Way forward Naija!!!

Subsidy saga over (is it really?) we have to move on with our lives. We have to find a way to adjust to the current realities of things. Have you heard? Pure water is now 10 naira. For pure water to increase in price should tell you that EVERYTHING is now very expensive. I went to the market on saturday and i almost couldnt buy anything. Everything was so freaking expensive. Double the regular price. Nothing for 50 naira anymore, not even the silliest of stuff! If i, who isnt really one of the nigerians that live below a dollar a day, can be feeling the pinch so bad, how will those that only earn the minimum wage cope?????

So guys, this is the time to put that age long saying to use 'Cut your coat, according to  you cloth!' Not according to size ooo as ur size fit big pass ur cloth. You have to 'lepa-rize' ur expenditure make e no overshoot ur income.How do you do that??? Do away with the trivials. Prioritize!!! That "Money no go waste" post, read it again and again and again. Cram it if need be but use it!

I will add a new batch of  10 commandments to the 'Money no go waste' wisdom that will also help you. Here they are
  • Dont allow fashion dictate to you what to buy, how to spend your money lest debtors set camp at ur gate.
  • Say NO to those gucci bags as they scream out at you through the store show glasses
  • Eat only when hungry and stop when full
  • For the guys, having only one girlfriend will be the best bet for you considering the cost of maintaining multiple girls (babes, pray you are the 'one girlfriend')
  • BRT seats are quite comfortable, you know. Try them out once in a while instead of using taxis all the time.
  • Sharwama and ice-cream? Very tempting abi? Ok, i allow you. You can have them once a month.
  • BB subscription? Who u dey ping sef? Subsribe every other month. Afterall, all the gossip of last year, which motor you carry am buy?
  • Make use of that DVD player you spent some money to buy. Stop warming the seats at the cinemas when u can watch the same film at home
  • Try to dey siddon for your house! All this weekend waka waka, try minimize am, limit am to church/mosque,market and those places you can trek to.
  • Call only people that matter to you - mother/father, priest/pastor, 1 brother/sister (the one you call should call the others and tell them what you want them to know), your mother-in-law/father-in-law (make dem no chase u comot their son house). Try and live in the pre-mobile lines days!
If you also adhere to the above (laffable) very fundamental points, you can make it through the month without having people run when they see you thinking you want to borrow money again.

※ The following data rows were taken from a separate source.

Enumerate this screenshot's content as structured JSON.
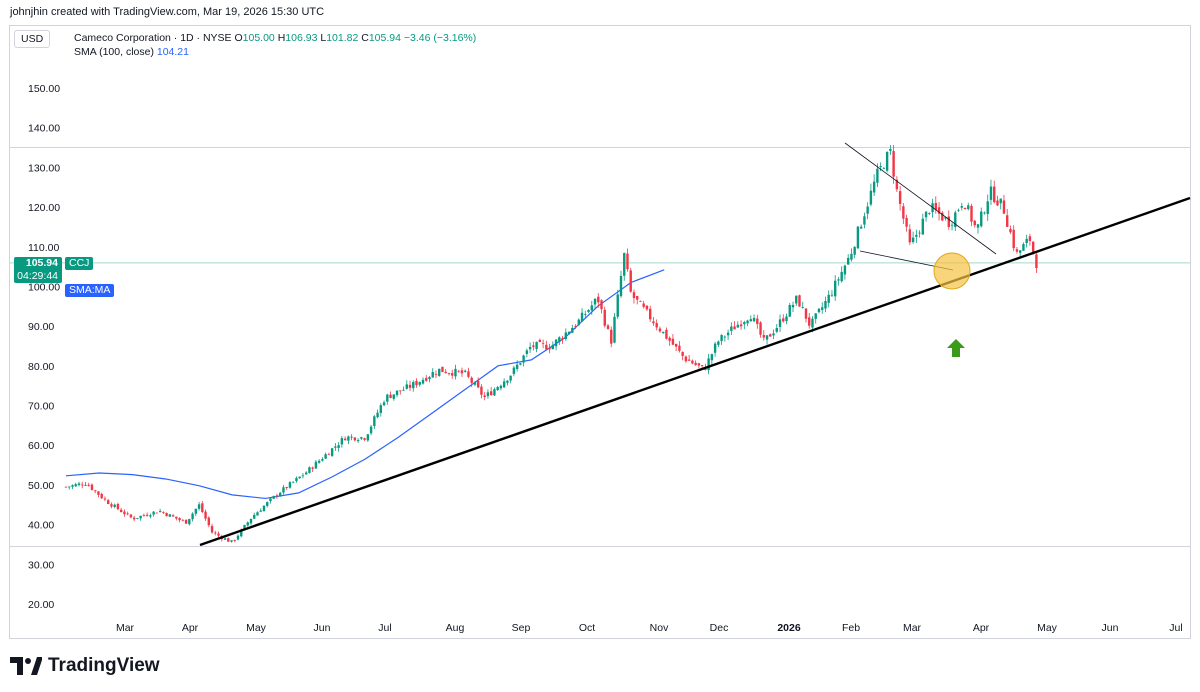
{
  "header": {
    "credit": "johnjhin created with TradingView.com, Mar 19, 2026 15:30 UTC"
  },
  "currency": "USD",
  "legend": {
    "title": "Cameco Corporation · 1D · NYSE",
    "o_label": "O",
    "o": "105.00",
    "h_label": "H",
    "h": "106.93",
    "l_label": "L",
    "l": "101.82",
    "c_label": "C",
    "c": "105.94",
    "change": "−3.46 (−3.16%)",
    "sma_label": "SMA (100, close)",
    "sma_value": "104.21"
  },
  "badges": {
    "price": "105.94",
    "countdown": "04:29:44",
    "ticker": "CCJ",
    "sma": "SMA:MA"
  },
  "footer": {
    "brand": "TradingView",
    "logo_icon": "tradingview-logo-icon"
  },
  "colors": {
    "up": "#089981",
    "down": "#f23645",
    "sma": "#2962ff",
    "trend": "#000000",
    "highlight": "#f5c242",
    "arrow": "#3a9a1a"
  },
  "chart_data": {
    "type": "candlestick",
    "symbol": "CCJ",
    "ylim": [
      15,
      155
    ],
    "y_ticks": [
      "150.00",
      "140.00",
      "130.00",
      "120.00",
      "110.00",
      "100.00",
      "90.00",
      "80.00",
      "70.00",
      "60.00",
      "50.00",
      "40.00",
      "30.00",
      "20.00"
    ],
    "x_ticks": [
      "Mar",
      "Apr",
      "May",
      "Jun",
      "Jul",
      "Aug",
      "Sep",
      "Oct",
      "Nov",
      "Dec",
      "2026",
      "Feb",
      "Mar",
      "Apr",
      "May",
      "Jun",
      "Jul"
    ],
    "x_ticks_bold": [
      "2026"
    ],
    "last_close": 105.94,
    "series": [
      {
        "name": "SMA (100, close)",
        "points": [
          [
            0,
            52.3
          ],
          [
            0.05,
            53
          ],
          [
            0.1,
            52.6
          ],
          [
            0.15,
            51.5
          ],
          [
            0.2,
            49.8
          ],
          [
            0.25,
            47.5
          ],
          [
            0.3,
            46.6
          ],
          [
            0.35,
            48
          ],
          [
            0.4,
            52
          ],
          [
            0.45,
            56.5
          ],
          [
            0.5,
            62
          ],
          [
            0.55,
            68
          ],
          [
            0.6,
            74
          ],
          [
            0.65,
            80
          ],
          [
            0.7,
            81.5
          ],
          [
            0.75,
            87
          ],
          [
            0.8,
            95
          ],
          [
            0.85,
            101
          ],
          [
            0.9,
            104.2
          ]
        ]
      }
    ],
    "ohlc_path": [
      [
        0,
        49.5
      ],
      [
        0.03,
        50.5
      ],
      [
        0.06,
        46
      ],
      [
        0.1,
        41.5
      ],
      [
        0.14,
        43.5
      ],
      [
        0.18,
        40.5
      ],
      [
        0.2,
        45
      ],
      [
        0.22,
        38
      ],
      [
        0.25,
        35.5
      ],
      [
        0.28,
        42
      ],
      [
        0.32,
        48
      ],
      [
        0.36,
        53
      ],
      [
        0.38,
        56
      ],
      [
        0.42,
        62
      ],
      [
        0.45,
        62
      ],
      [
        0.48,
        72
      ],
      [
        0.52,
        75
      ],
      [
        0.56,
        79
      ],
      [
        0.6,
        78
      ],
      [
        0.63,
        72
      ],
      [
        0.67,
        78
      ],
      [
        0.7,
        85
      ],
      [
        0.73,
        85
      ],
      [
        0.77,
        91
      ],
      [
        0.8,
        97
      ],
      [
        0.82,
        86
      ],
      [
        0.84,
        108
      ],
      [
        0.85,
        98
      ],
      [
        0.87,
        94
      ],
      [
        0.9,
        88
      ],
      [
        0.93,
        82
      ],
      [
        0.96,
        79
      ],
      [
        0.98,
        86
      ],
      [
        1.0,
        89
      ],
      [
        1.03,
        93
      ],
      [
        1.05,
        86
      ],
      [
        1.07,
        90
      ],
      [
        1.1,
        97
      ],
      [
        1.12,
        90
      ],
      [
        1.15,
        98
      ],
      [
        1.18,
        108
      ],
      [
        1.2,
        118
      ],
      [
        1.22,
        128
      ],
      [
        1.24,
        134
      ],
      [
        1.25,
        124
      ],
      [
        1.27,
        110
      ],
      [
        1.3,
        120
      ],
      [
        1.33,
        116
      ],
      [
        1.35,
        122
      ],
      [
        1.37,
        114
      ],
      [
        1.39,
        124
      ],
      [
        1.41,
        120
      ],
      [
        1.43,
        108
      ],
      [
        1.45,
        112
      ],
      [
        1.46,
        105.94
      ]
    ],
    "annotations": {
      "trendline_support": {
        "from": [
          "Apr",
          34.5
        ],
        "to": [
          "Jul",
          122
        ]
      },
      "horizontal_levels": [
        135,
        34.5
      ],
      "wedge_upper": {
        "from": [
          "Feb",
          135.8
        ],
        "to": [
          "Apr",
          108
        ]
      },
      "wedge_lower": {
        "from": [
          "Feb",
          109
        ],
        "to": [
          "Mar",
          105
        ]
      },
      "highlight_circle_at": 104.2,
      "arrow": "up-arrow-icon"
    }
  }
}
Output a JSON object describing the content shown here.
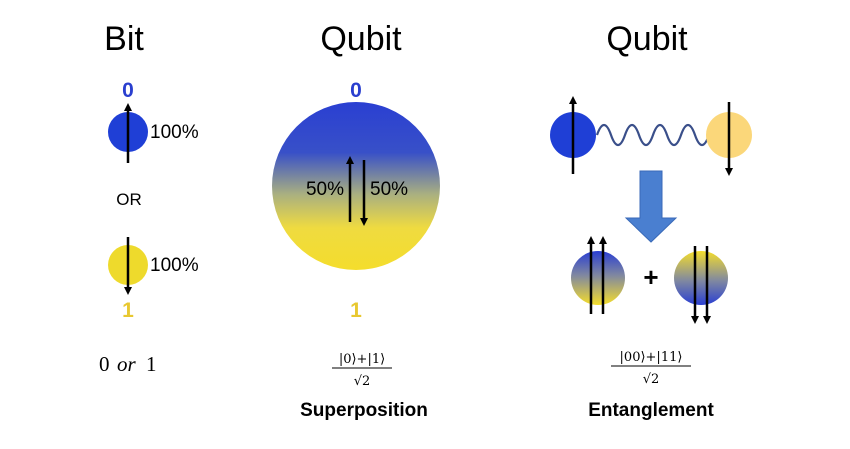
{
  "titles": {
    "bit": "Bit",
    "qubit_superposition": "Qubit",
    "qubit_entanglement": "Qubit"
  },
  "bit": {
    "zero_label": "0",
    "one_label": "1",
    "zero_percent": "100%",
    "one_percent": "100%",
    "or_label": "OR",
    "caption_left": "0",
    "caption_mid": "or",
    "caption_right": "1"
  },
  "superposition": {
    "zero_label": "0",
    "one_label": "1",
    "up_percent": "50%",
    "down_percent": "50%",
    "formula_numerator": "|0⟩+|1⟩",
    "formula_denominator": "√2",
    "caption": "Superposition"
  },
  "entanglement": {
    "plus": "+",
    "formula_numerator": "|00⟩+|11⟩",
    "formula_denominator": "√2",
    "caption": "Entanglement"
  },
  "colors": {
    "blue": "#1f3fd6",
    "yellow": "#f0dc3c",
    "arrow_blue": "#4a7fd0",
    "wave": "#3a4f8a",
    "zero_text": "#2a3fcf",
    "one_text": "#e8c830",
    "light_yellow": "#fbd77a"
  }
}
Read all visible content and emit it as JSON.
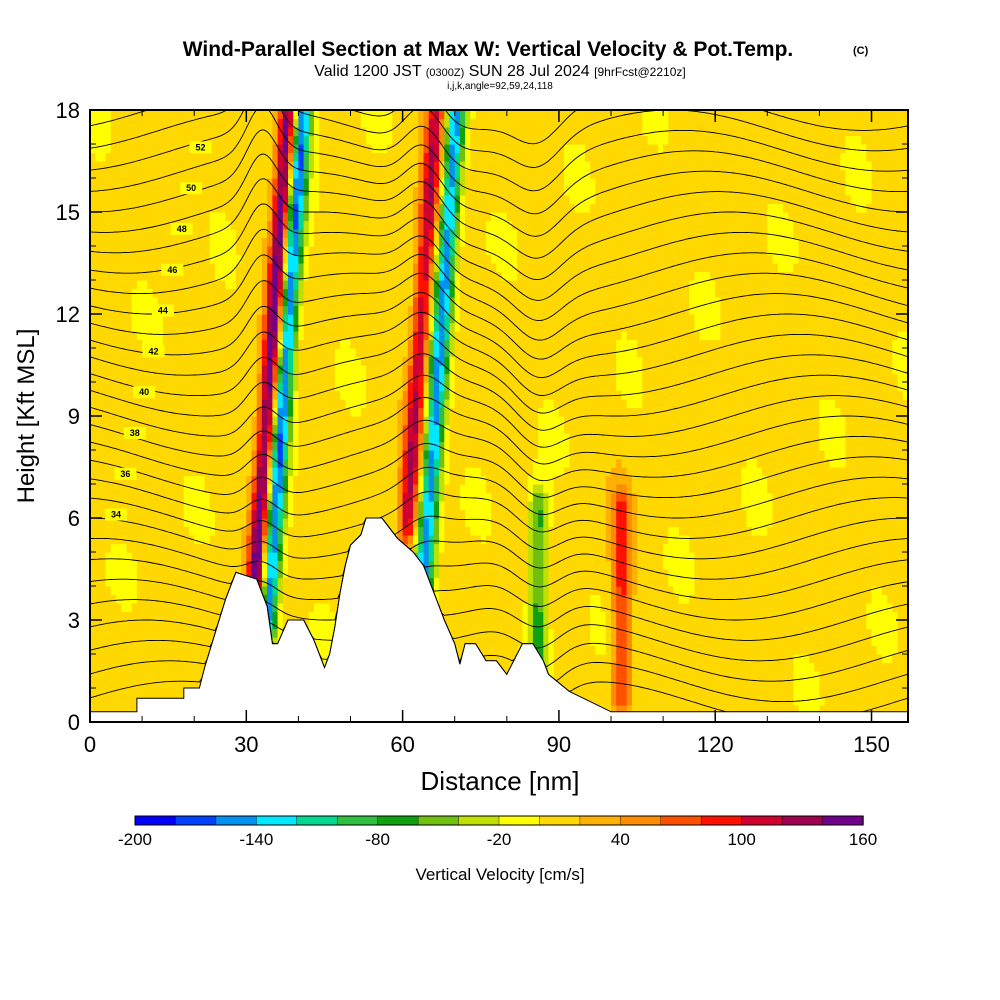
{
  "chart_data": {
    "type": "heatmap",
    "title": "Wind-Parallel Section at Max W: Vertical Velocity & Pot.Temp.",
    "title_mark": "(C)",
    "subtitle": {
      "valid_prefix": "Valid 1200 JST",
      "utc": "(0300Z)",
      "date": "SUN 28 Jul 2024",
      "forecast": "[9hrFcst@2210z]"
    },
    "index_line": "i,j,k,angle=92,59,24,118",
    "xlabel": "Distance [nm]",
    "ylabel": "Height [Kft MSL]",
    "xlim": [
      0,
      157
    ],
    "ylim": [
      0,
      18
    ],
    "xticks": [
      "0",
      "30",
      "60",
      "90",
      "120",
      "150"
    ],
    "yticks": [
      "0",
      "3",
      "6",
      "9",
      "12",
      "15",
      "18"
    ],
    "colorbar": {
      "label": "Vertical Velocity [cm/s]",
      "ticks": [
        "-200",
        "-140",
        "-80",
        "-20",
        "40",
        "100",
        "160"
      ],
      "levels": [
        -200,
        -180,
        -160,
        -140,
        -120,
        -100,
        -80,
        -60,
        -40,
        -20,
        0,
        20,
        40,
        60,
        80,
        100,
        120,
        140,
        160
      ],
      "colors": [
        "#0000ff",
        "#0040ff",
        "#0090f0",
        "#00e8ff",
        "#00d890",
        "#30c040",
        "#10a010",
        "#70c010",
        "#c0e000",
        "#ffff00",
        "#ffd800",
        "#ffb000",
        "#ff8c00",
        "#ff5000",
        "#ff1000",
        "#d00030",
        "#a00050",
        "#70008a"
      ]
    },
    "theta_contour_labels": [
      "34",
      "36",
      "38",
      "40",
      "42",
      "44",
      "46",
      "48",
      "50",
      "52"
    ],
    "w_features": [
      {
        "x": 31,
        "z_lo": 2,
        "z_hi": 18,
        "w": 160
      },
      {
        "x": 34,
        "z_lo": 3,
        "z_hi": 18,
        "w": -180
      },
      {
        "x": 61,
        "z_lo": 6,
        "z_hi": 18,
        "w": 110
      },
      {
        "x": 64,
        "z_lo": 4,
        "z_hi": 18,
        "w": -160
      },
      {
        "x": 86,
        "z_lo": 1,
        "z_hi": 6,
        "w": -80
      },
      {
        "x": 102,
        "z_lo": 1,
        "z_hi": 6,
        "w": 80
      }
    ],
    "terrain": [
      [
        0,
        0.3
      ],
      [
        9,
        0.3
      ],
      [
        9,
        0.7
      ],
      [
        18,
        0.7
      ],
      [
        18,
        1.0
      ],
      [
        21,
        1.0
      ],
      [
        22,
        1.6
      ],
      [
        24,
        2.6
      ],
      [
        26,
        3.6
      ],
      [
        28,
        4.4
      ],
      [
        30,
        4.3
      ],
      [
        32,
        4.2
      ],
      [
        34,
        3.4
      ],
      [
        35,
        2.3
      ],
      [
        36,
        2.3
      ],
      [
        38,
        3.0
      ],
      [
        41,
        3.0
      ],
      [
        43,
        2.4
      ],
      [
        45,
        1.6
      ],
      [
        46,
        2.0
      ],
      [
        47,
        2.8
      ],
      [
        48,
        3.8
      ],
      [
        49,
        4.6
      ],
      [
        50,
        5.2
      ],
      [
        52,
        5.5
      ],
      [
        53,
        6.0
      ],
      [
        56,
        6.0
      ],
      [
        57,
        5.8
      ],
      [
        59,
        5.4
      ],
      [
        62,
        5.0
      ],
      [
        64,
        4.6
      ],
      [
        66,
        3.8
      ],
      [
        68,
        3.0
      ],
      [
        70,
        2.3
      ],
      [
        71,
        1.7
      ],
      [
        72,
        2.3
      ],
      [
        74,
        2.3
      ],
      [
        76,
        1.8
      ],
      [
        78,
        1.8
      ],
      [
        80,
        1.4
      ],
      [
        81,
        1.7
      ],
      [
        83,
        2.3
      ],
      [
        85,
        2.3
      ],
      [
        87,
        1.8
      ],
      [
        88,
        1.4
      ],
      [
        92,
        0.9
      ],
      [
        96,
        0.6
      ],
      [
        100,
        0.3
      ],
      [
        157,
        0.3
      ]
    ]
  }
}
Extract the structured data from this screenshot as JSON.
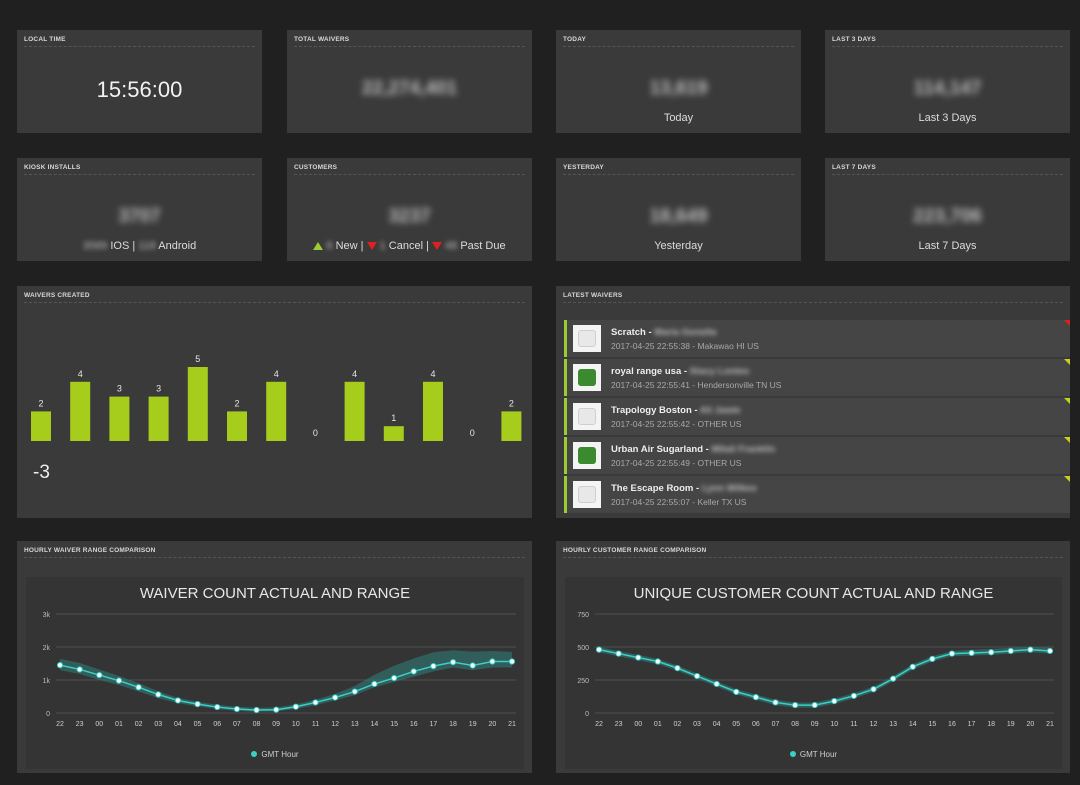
{
  "local_time": {
    "title": "LOCAL TIME",
    "value": "15:56:00"
  },
  "total_waivers": {
    "title": "TOTAL WAIVERS",
    "value": "22,274,401"
  },
  "today": {
    "title": "TODAY",
    "value": "13,619",
    "label": "Today"
  },
  "last3": {
    "title": "LAST 3 DAYS",
    "value": "114,147",
    "label": "Last 3 Days"
  },
  "kiosk": {
    "title": "KIOSK INSTALLS",
    "value": "3707",
    "ios_count": "3589",
    "ios_label": "IOS",
    "sep": "|",
    "android_count": "118",
    "android_label": "Android"
  },
  "customers": {
    "title": "CUSTOMERS",
    "value": "3237",
    "new_count": "6",
    "new_label": "New",
    "cancel_count": "1",
    "cancel_label": "Cancel",
    "pastdue_count": "48",
    "pastdue_label": "Past Due",
    "sep": "|"
  },
  "yesterday": {
    "title": "YESTERDAY",
    "value": "18,649",
    "label": "Yesterday"
  },
  "last7": {
    "title": "LAST 7 DAYS",
    "value": "223,706",
    "label": "Last 7 Days"
  },
  "waivers_created": {
    "title": "WAIVERS CREATED",
    "delta": "-3",
    "bar_color": "#a6cc1c",
    "chart_data": {
      "type": "bar",
      "values": [
        2,
        4,
        3,
        3,
        5,
        2,
        4,
        0,
        4,
        1,
        4,
        0,
        2
      ]
    }
  },
  "latest": {
    "title": "LATEST WAIVERS",
    "items": [
      {
        "name": "Scratch - ",
        "person": "Maria Gonella",
        "meta": "2017-04-25 22:55:38 - Makawao HI US",
        "flag": "#e02020",
        "logo": "light"
      },
      {
        "name": "royal range usa - ",
        "person": "Stacy Lonteo",
        "meta": "2017-04-25 22:55:41 - Hendersonville TN US",
        "flag": "#c8d21e",
        "logo": "green"
      },
      {
        "name": "Trapology Boston - ",
        "person": "Ali Jawie",
        "meta": "2017-04-25 22:55:42 - OTHER US",
        "flag": "#c8d21e",
        "logo": "light"
      },
      {
        "name": "Urban Air Sugarland - ",
        "person": "Mitali Franklin",
        "meta": "2017-04-25 22:55:49 - OTHER US",
        "flag": "#c8d21e",
        "logo": "green"
      },
      {
        "name": "The Escape Room - ",
        "person": "Lynn Wilkes",
        "meta": "2017-04-25 22:55:07 - Keller TX US",
        "flag": "#c8d21e",
        "logo": "light"
      }
    ]
  },
  "hourly_waiver": {
    "title": "HOURLY WAIVER RANGE COMPARISON",
    "chart_data": {
      "type": "line",
      "title": "WAIVER COUNT ACTUAL AND RANGE",
      "x": [
        "22",
        "23",
        "00",
        "01",
        "02",
        "03",
        "04",
        "05",
        "06",
        "07",
        "08",
        "09",
        "10",
        "11",
        "12",
        "13",
        "14",
        "15",
        "16",
        "17",
        "18",
        "19",
        "20",
        "21"
      ],
      "yticks": [
        "0",
        "1k",
        "2k",
        "3k"
      ],
      "ylim": [
        0,
        3000
      ],
      "legend": "GMT Hour",
      "series": [
        {
          "values": [
            1450,
            1320,
            1150,
            980,
            780,
            560,
            380,
            270,
            180,
            120,
            90,
            100,
            190,
            320,
            470,
            650,
            880,
            1060,
            1260,
            1420,
            1540,
            1440,
            1560,
            1560
          ]
        }
      ],
      "range_upper": [
        1640,
        1520,
        1320,
        1120,
        900,
        660,
        460,
        340,
        250,
        190,
        160,
        170,
        260,
        400,
        580,
        820,
        1160,
        1430,
        1650,
        1840,
        1900,
        1860,
        1880,
        1850
      ],
      "range_lower": [
        1300,
        1180,
        1000,
        850,
        650,
        450,
        300,
        200,
        120,
        60,
        40,
        50,
        120,
        240,
        380,
        540,
        780,
        940,
        1100,
        1260,
        1380,
        1300,
        1380,
        1380
      ],
      "line_color": "#3ad0c8",
      "range_color": "#2f7f7a"
    }
  },
  "hourly_customer": {
    "title": "HOURLY CUSTOMER RANGE COMPARISON",
    "chart_data": {
      "type": "line",
      "title": "UNIQUE CUSTOMER COUNT ACTUAL AND RANGE",
      "x": [
        "22",
        "23",
        "00",
        "01",
        "02",
        "03",
        "04",
        "05",
        "06",
        "07",
        "08",
        "09",
        "10",
        "11",
        "12",
        "13",
        "14",
        "15",
        "16",
        "17",
        "18",
        "19",
        "20",
        "21"
      ],
      "yticks": [
        "0",
        "250",
        "500",
        "750"
      ],
      "ylim": [
        0,
        750
      ],
      "legend": "GMT Hour",
      "series": [
        {
          "values": [
            480,
            450,
            420,
            390,
            340,
            280,
            220,
            160,
            120,
            80,
            60,
            60,
            90,
            130,
            180,
            260,
            350,
            410,
            450,
            455,
            460,
            470,
            480,
            470
          ]
        }
      ],
      "range_upper": [
        500,
        470,
        440,
        410,
        360,
        300,
        240,
        180,
        140,
        100,
        80,
        80,
        110,
        150,
        200,
        280,
        370,
        430,
        470,
        480,
        485,
        495,
        500,
        495
      ],
      "range_lower": [
        460,
        430,
        400,
        370,
        320,
        260,
        200,
        140,
        100,
        60,
        40,
        40,
        70,
        110,
        160,
        240,
        330,
        390,
        430,
        435,
        440,
        450,
        460,
        450
      ],
      "line_color": "#3ad0c8",
      "range_color": "#2f7f7a"
    }
  }
}
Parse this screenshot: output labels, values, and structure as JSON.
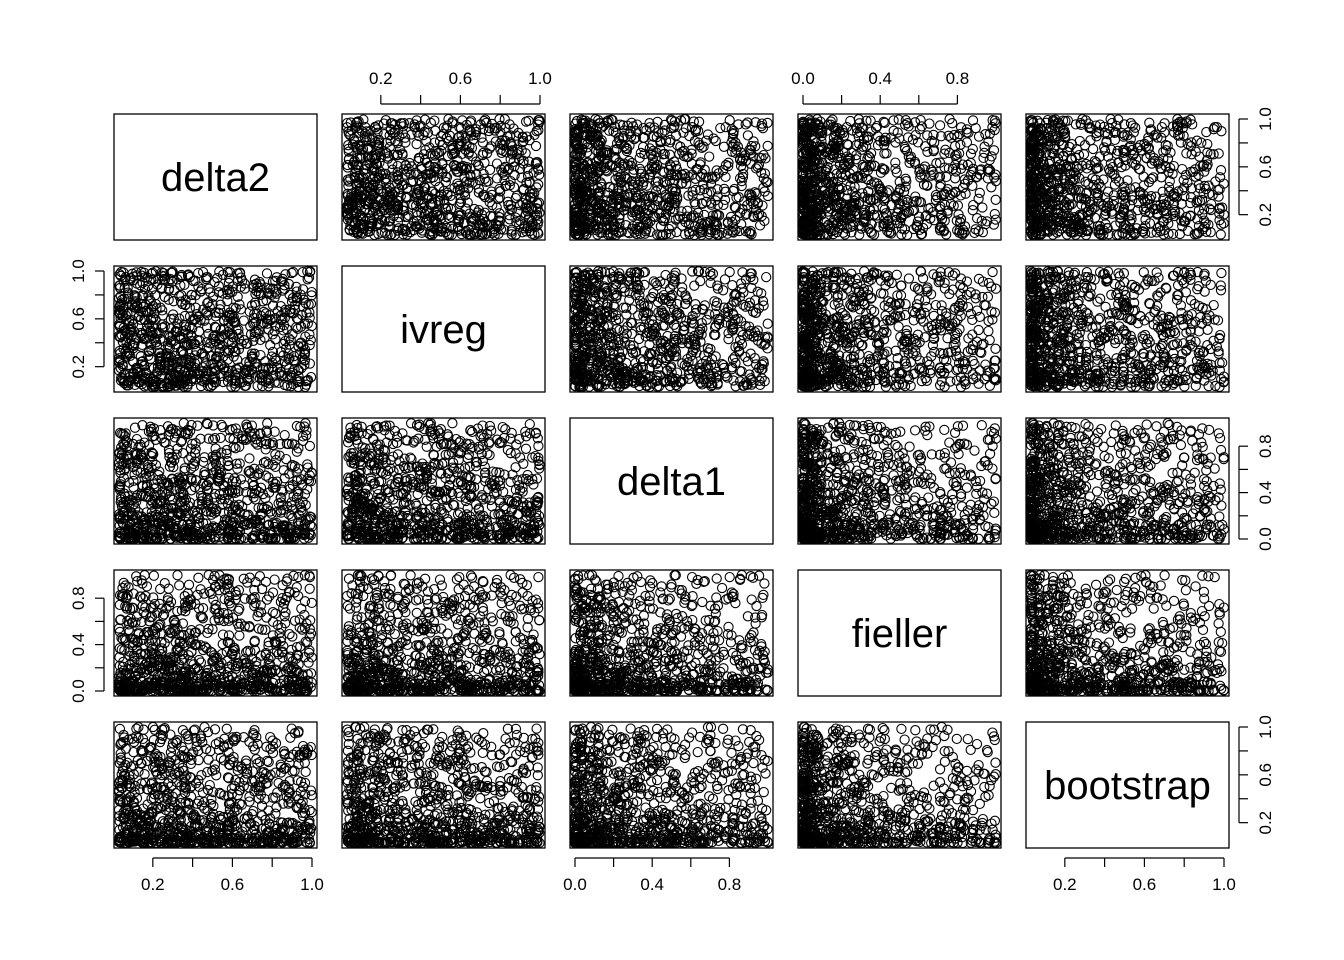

But if you make mega money. You dont need to adhere to these my advise above. Just share the money this way and all will be well


LOL!!!

You take care of yourselves and each other. Be good
Ciao

Tuesday, 17 January 2012

Gists from the hols! (Part 1)



The strike, embarked upon by the NLC and the TUC, the strike which grounded any form of economic and social activity in the country for 6 whole days, the strike which we felt we had the same goals for - has been suspended!

Suspension - A postponment of a decision or judgement,temporary discontinuation.
That is my understanding of the word 'suspension'. So now, help me understand, did NLC just temporarily halt this to go back to it if the demands are not met? Or have they called it off completely but dont know how to tell Nigerians that they cant go ahead with their resolve to stick to their demand of total reversal to N65? Did they bring us out to the middle of the road and just leave us stranded? Did they use us to achieve something?

I dont know if N97 is worth all the wahala that has been on since 9th of January??? Thought we said we were not going to settle for less???

How do u feel about this whole episode????


Anyway, that isnt my gist for the day. I had promised to give you gists from my travelssssss (please note the multiple 's'). Yes na. i did a lot of travelling, saw so many sites. Should i name them? ok, ok i will. I went through Ogun, Ondo, Edo (not the kind of places you had in mind abi? lol) Europe, USA, Asia, Abeokuta, Cotonou, Anambra - e  no matter. Afterall, travel na travel, Journey na Journey! Shikena!

My journey to the east was quite eventful. I will start from there but 1st make una help  me thank Baba God for the journey mercies to and fro. Chei, im too do well for me. I heard so many tales of road mishaps that i almost didnt want to travel. But then i thought 'Dont you trust God?' Well, i do, so i enter road.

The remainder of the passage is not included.